Ao homem extraordinário, cujos poemas, não só inéditos,

Ao homem extraordinário, cujos poemas, não só inéditos, mas também incompletos se coligem na presente edição, deve o público que porventura o leia, um interesse que, podendo ser que ele lho não dê sem esclarecimento prévio, desejo, nestas linhas de prefácio, indicar como, e porquê, merecido.

À primeira vista, a obra de Caeiro, aqui inteiramente coligida, não parece divergir, salvo em pontos secundários, das elucubrações métricas de tantos poetas nossos coevos, e um pouco anteriores, em que o principal característico de inspiração é a indisciplina e o individualismo das sensações e dos sentimentos, e o mais patente distúrbio da dicção o caso libérrimo da linguagem, que, liberta não só da rima como também do ritmo regular, se dá como seguindo o ritmo interior, a sequência desordenada das imagens que surgem no espírito.

Assim, será o americano Whitman, o belga Maeterlinck e, na nova poesia [...] o francês Jammes.
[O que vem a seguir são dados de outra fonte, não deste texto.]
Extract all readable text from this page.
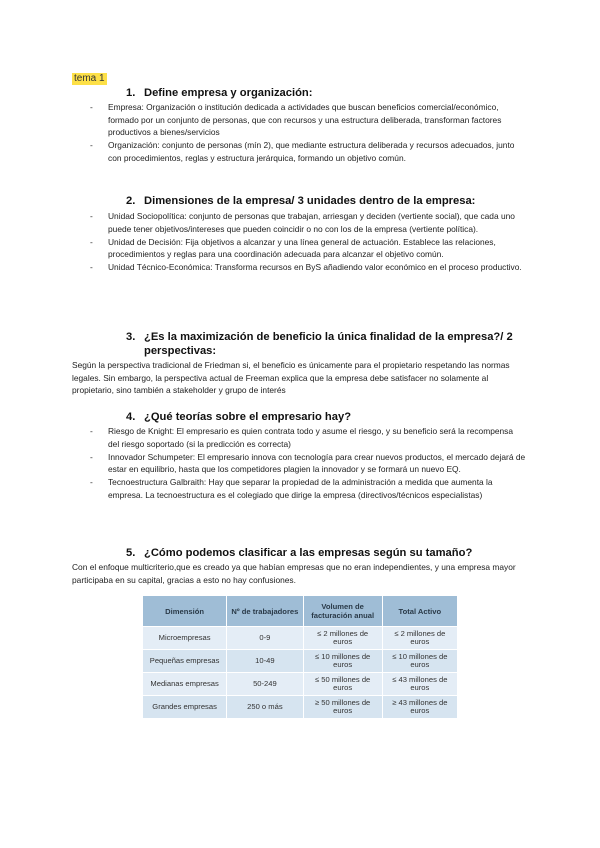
tema 1
1. Define empresa y organización:
- Empresa: Organización o institución dedicada a actividades que buscan beneficios comercial/económico, formado por un conjunto de personas, que con recursos y una estructura deliberada, transforman factores productivos a bienes/servicios
- Organización: conjunto de personas (mín 2), que mediante estructura deliberada y recursos adecuados, junto con procedimientos, reglas y estructura jerárquica, formando un objetivo común.
2. Dimensiones de la empresa/ 3 unidades dentro de la empresa:
- Unidad Sociopolítica: conjunto de personas que trabajan, arriesgan y deciden (vertiente social), que cada uno puede tener objetivos/intereses que pueden coincidir o no con los de la empresa (vertiente política).
- Unidad de Decisión: Fija objetivos a alcanzar y una línea general de actuación. Establece las relaciones, procedimientos y reglas para una coordinación adecuada para alcanzar el objetivo común.
- Unidad Técnico-Económica: Transforma recursos en ByS añadiendo valor económico en el proceso productivo.
3. ¿Es la maximización de beneficio la única finalidad de la empresa?/ 2
perspectivas:
Según la perspectiva tradicional de Friedman si, el beneficio es únicamente para el propietario respetando las normas legales. Sin embargo, la perspectiva actual de Freeman explica que la empresa debe satisfacer no solamente al propietario, sino también a stakeholder y grupo de interés
4. ¿Qué teorías sobre el empresario hay?
- Riesgo de Knight: El empresario es quien contrata todo y asume el riesgo, y su beneficio será la recompensa del riesgo soportado (si la predicción es correcta)
- Innovador Schumpeter: El empresario innova con tecnología para crear nuevos productos, el mercado dejará de estar en equilibrio, hasta que los competidores plagien la innovador y se formará un nuevo EQ.
- Tecnoestructura Galbraith: Hay que separar la propiedad de la administración a medida que aumenta la empresa. La tecnoestructura es el colegiado que dirige la empresa (directivos/técnicos especialistas)
5. ¿Cómo podemos clasificar a las empresas según su tamaño?
Con el enfoque multicriterio,que es creado ya que habían empresas que no eran independientes, y una empresa mayor participaba en su capital, gracias a esto no hay confusiones.
Dimensión	Nº de trabajadores	Volumen de facturación anual	Total Activo
Microempresas	0-9	≤ 2 millones de euros	≤ 2 millones de euros
Pequeñas empresas	10-49	≤ 10 millones de euros	≤ 10 millones de euros
Medianas empresas	50-249	≤ 50 millones de euros	≤ 43 millones de euros
Grandes empresas	250 o más	≥ 50 millones de euros	≥ 43 millones de euros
Mas não há semelhança embora no mais extremo do extremo, entre Caeiro e estes.

A estes autores modernos convém aquela designação de sensacionistas, que alguns poetas do nosso Orpheu escolheram para designar-se. São pessoas que não têm outro intuito artístico, que não o de exporem as suas sensações, e isto sem mesmo aquela disciplina rudimentar que deriva do emprego das formas convencionais da literatura em verso. Não têm a disciplina duma teoria estética que transcenda os seus temperamentos, nem a duma teoria religiosa cujos lemas excedam os seus caprichos, nem a de uma doutrina filosófica que, através das suas inteligências, subordine as suas sensibilidades.
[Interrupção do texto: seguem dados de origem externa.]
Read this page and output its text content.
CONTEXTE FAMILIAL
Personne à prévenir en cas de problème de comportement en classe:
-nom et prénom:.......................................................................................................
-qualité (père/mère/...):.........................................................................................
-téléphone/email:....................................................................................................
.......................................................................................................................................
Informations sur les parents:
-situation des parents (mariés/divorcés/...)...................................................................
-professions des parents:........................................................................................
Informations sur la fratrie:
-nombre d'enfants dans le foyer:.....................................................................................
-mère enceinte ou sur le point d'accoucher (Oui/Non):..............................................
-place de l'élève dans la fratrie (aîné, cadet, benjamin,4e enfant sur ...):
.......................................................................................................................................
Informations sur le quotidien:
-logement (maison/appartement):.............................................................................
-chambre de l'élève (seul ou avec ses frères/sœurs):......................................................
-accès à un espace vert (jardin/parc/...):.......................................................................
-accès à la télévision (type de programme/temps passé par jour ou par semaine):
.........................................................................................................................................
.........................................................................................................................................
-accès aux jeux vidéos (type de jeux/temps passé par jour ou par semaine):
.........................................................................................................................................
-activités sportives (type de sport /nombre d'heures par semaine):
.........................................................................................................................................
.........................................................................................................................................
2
A disciplina é sempre exterior, embora nem sempre aplicada de fora. As leis do meu temperamento nunca podem constituir uma disciplina minha. Uma disciplina é um princípio regrador da vida e da obra, que a inteligência aceita como verdadeira, e a sensibilidade aceita por boa. Sem a acção sobre tanto sensibilidade como inteligência, não há disciplina: se a inteligência aceita e a sensibilidade não, há um mero diletantismo; se o inverso, há um conflito esterilizante, anarquisador. Os românticos eram cristãos da sensibilidade e pagãos do pensamento; os neoclássicos eram cristãos do pensamento e pagãos na sensibilidade. Por isso a arte de uns e de outros resultou débil e, desde nada, caduca.

A Revolução Francesa foi um renascimento do Cristianismo. O seu célebre triplo lema é o lema substancial da sensibilidade cristã. Liberdade, Igualdade, Fraternidade outros não são os ensinamentos essenciais do Evangelho jesuista.

Toda a nossa civilização é a revolta do paganismo contra o cristianismo.

Começando na filosofia (Rousseau) passou à política e daí à sensibilidade geral.

O paganismo reagiu parcialmente na Renascença, reagiu parcialmente nos séculos que lhe sucederam. Em Caeiro o paganismo reage essencial e integral sem os Deuses, é certo, mas com toda a Inteligência e a sensibilidade pagãs, a objectividade absoluta no pensamento (...).

A obra de Caeiro e mais intelectual do que sentimental. Propriamente, nem é sentimental. Nela estamos longe do ruído e do fumo da época; pertencemos à visão olímpica; fruímos, na nossa vida transitória, um reflexo da eternidade dos deuses.

s.d.

Poemas Completos de Alberto Caeiro. Fernando Pessoa. (Recolha, transcrição e notas de Teresa Sobral Cunha.) Lisboa: Presença,

1994.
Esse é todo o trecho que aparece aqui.